Developing a strategic plan for a philanthropy is a balancing act.

As funders we have significant influence over the viability and sustainability of civil society projects and organisations. Our strategies can facilitate success for some movements for change and withhold it from others. For all our talk and efforts to shift power, the fact is we still hold plenty.

Since entering the sector a little over a year ago, I’ve had numerous conversations with civil society leaders who feel thwarted by the incentive to contort their priorities to match funders’ strategies, or who struggle to generate interest in their work because it doesn’t fall within funders’ focus areas.

Their frustration is understandable. Our access to resources does not give us a superior understanding of the most pressing problems or the best solutions for people and planet. In fact, some would argue that precisely the opposite is the case!

The solution isn’t for philanthropy to embark upon a scatter-gun free for all. We need to understand and communicate our parameters so grant seekers don’t waste precious time chasing funding opportunities that will never eventuate. We are also accountable to the public. Money held by trusts and foundations is public money – we benefit from generous, preferential tax treatment on the basis that we contribute to the public good. Accordingly, we have a duty to consult, act with care and keep an eye on our effectiveness and impact.

Acknowledging our influence and ensuring we remain flexible, responsive and accountable were key considerations when the Reichstein Foundation went into its strategic planning process in 2023.

To help us navigate the terrain we turned to our grant partners and other stakeholders and incorporated their feedback on the external environment, where our approach is working and where we could improve.

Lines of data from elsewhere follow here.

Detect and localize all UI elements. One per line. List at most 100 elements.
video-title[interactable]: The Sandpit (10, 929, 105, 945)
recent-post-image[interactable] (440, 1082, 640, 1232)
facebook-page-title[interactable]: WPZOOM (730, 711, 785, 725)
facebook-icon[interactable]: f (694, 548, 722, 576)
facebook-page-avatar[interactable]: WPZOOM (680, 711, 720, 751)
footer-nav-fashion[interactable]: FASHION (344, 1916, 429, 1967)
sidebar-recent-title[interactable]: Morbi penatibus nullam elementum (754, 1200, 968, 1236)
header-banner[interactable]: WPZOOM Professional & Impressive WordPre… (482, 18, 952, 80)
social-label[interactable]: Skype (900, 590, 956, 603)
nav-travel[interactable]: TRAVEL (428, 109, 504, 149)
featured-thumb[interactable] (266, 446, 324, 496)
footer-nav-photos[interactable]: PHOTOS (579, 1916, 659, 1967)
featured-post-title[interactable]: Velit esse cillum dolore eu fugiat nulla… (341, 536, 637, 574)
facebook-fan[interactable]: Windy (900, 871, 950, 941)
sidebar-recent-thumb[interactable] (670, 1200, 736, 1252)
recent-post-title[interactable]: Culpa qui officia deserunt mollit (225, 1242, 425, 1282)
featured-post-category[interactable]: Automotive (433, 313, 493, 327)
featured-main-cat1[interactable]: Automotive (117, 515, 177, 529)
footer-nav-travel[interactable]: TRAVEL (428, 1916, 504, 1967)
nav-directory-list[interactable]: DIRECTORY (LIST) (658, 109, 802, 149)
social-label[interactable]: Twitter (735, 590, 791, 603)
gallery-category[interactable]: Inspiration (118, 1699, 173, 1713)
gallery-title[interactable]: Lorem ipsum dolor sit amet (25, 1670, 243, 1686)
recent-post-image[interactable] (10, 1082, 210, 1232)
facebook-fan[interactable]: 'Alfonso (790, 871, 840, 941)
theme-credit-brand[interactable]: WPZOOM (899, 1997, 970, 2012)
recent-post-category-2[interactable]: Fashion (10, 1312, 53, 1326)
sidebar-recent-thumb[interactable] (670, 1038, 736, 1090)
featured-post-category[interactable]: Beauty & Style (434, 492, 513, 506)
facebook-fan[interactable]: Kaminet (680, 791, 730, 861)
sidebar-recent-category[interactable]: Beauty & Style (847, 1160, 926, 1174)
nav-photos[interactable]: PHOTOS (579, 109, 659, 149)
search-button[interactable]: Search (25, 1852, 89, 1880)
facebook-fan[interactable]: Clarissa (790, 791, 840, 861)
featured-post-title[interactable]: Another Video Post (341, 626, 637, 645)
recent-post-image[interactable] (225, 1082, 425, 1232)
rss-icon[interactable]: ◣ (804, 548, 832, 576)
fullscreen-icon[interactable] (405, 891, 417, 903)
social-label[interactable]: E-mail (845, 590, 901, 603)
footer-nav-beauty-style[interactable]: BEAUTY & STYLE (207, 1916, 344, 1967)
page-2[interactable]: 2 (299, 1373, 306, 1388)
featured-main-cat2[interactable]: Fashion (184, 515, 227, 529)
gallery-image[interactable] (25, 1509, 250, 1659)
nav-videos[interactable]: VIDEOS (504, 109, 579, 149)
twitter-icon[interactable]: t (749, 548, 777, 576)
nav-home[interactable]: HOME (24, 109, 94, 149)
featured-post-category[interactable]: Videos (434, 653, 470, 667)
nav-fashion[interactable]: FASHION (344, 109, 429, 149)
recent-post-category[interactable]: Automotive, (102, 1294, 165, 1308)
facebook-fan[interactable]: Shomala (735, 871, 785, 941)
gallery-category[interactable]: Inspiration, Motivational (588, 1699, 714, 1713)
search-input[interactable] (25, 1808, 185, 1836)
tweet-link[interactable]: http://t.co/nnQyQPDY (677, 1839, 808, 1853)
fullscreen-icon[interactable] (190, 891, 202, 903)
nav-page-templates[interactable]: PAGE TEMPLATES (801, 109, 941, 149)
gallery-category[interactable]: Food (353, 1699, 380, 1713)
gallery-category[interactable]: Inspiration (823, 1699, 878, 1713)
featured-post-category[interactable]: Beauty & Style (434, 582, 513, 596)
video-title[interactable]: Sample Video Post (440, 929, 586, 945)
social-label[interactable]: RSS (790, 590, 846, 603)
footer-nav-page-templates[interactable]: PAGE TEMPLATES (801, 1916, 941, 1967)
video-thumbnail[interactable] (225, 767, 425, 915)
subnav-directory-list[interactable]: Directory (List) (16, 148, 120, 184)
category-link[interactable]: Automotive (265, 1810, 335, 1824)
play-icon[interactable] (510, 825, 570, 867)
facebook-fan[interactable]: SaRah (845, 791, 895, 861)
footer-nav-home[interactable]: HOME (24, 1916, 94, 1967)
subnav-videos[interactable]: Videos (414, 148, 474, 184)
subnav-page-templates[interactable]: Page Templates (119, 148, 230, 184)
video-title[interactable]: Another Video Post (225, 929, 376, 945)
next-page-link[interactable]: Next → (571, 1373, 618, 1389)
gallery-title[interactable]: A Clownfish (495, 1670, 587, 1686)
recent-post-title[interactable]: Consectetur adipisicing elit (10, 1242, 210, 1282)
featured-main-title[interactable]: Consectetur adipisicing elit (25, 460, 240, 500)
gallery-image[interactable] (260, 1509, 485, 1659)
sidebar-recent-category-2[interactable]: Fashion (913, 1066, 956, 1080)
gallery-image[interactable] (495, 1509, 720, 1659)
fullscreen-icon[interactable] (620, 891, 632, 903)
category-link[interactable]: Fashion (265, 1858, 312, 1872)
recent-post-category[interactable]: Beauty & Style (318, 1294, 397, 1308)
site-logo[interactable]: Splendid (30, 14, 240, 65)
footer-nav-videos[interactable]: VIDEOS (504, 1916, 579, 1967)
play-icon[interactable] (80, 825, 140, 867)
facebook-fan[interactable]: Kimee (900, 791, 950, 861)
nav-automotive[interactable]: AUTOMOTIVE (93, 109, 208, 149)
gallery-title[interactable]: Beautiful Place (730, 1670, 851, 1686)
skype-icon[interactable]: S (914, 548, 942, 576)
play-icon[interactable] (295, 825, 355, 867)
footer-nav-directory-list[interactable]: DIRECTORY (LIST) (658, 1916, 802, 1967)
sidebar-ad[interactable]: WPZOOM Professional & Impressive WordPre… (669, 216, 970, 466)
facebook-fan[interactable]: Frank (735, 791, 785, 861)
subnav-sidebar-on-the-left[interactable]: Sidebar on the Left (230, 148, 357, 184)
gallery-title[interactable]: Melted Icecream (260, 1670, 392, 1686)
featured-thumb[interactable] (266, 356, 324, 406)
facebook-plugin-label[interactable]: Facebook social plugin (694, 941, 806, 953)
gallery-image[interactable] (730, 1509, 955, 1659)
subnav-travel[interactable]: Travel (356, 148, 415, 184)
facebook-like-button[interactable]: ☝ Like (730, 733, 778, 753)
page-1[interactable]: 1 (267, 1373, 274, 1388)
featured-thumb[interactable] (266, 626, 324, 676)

Their insights were invaluable in guiding our strategic direction and we’ve adopted an ongoing practice of listening and accountability.

We were also inspired by Gara La Marche’s thoughtful article, In Defense of Unstrategic Philanthropy. La Marche points out that some of the best grants he’s ever made were serendipitous and spontaneous, rather than formally strategic. This tracks with the Reichstein Foundation’s experience over the last 50 years, during which time we’ve had numerous strategic plans, but always sought to hold them lightly.

Some of our most meaningful grants – the establishment of the Alliance for Gambling Reform, early support for the Victorian AIDS Council, funding to facilitate the organising efforts of survivors of institutional sexual abuse – were driven not by our funding “buckets” but by opportunities for change brought about by extraordinary community sector leaders.

La Marche also writes that “whatever the value of strategic plans, what counts above all in philanthropy, as in life, are values. If those are clear, they will be a far better blueprint for action than any grant guidelines.”

It’s true that since landing our strategic plan in December 2023, the values that we articulated in it have proven just as useful in everyday decision-making as the thematic priorities and approaches.

As La Marche reflects, “not all wisdom, not even most of it, resides in foundation staff and boards”. Recognising this reality is crucial as we strive to design and deliver strategies that are relevant, just and effective.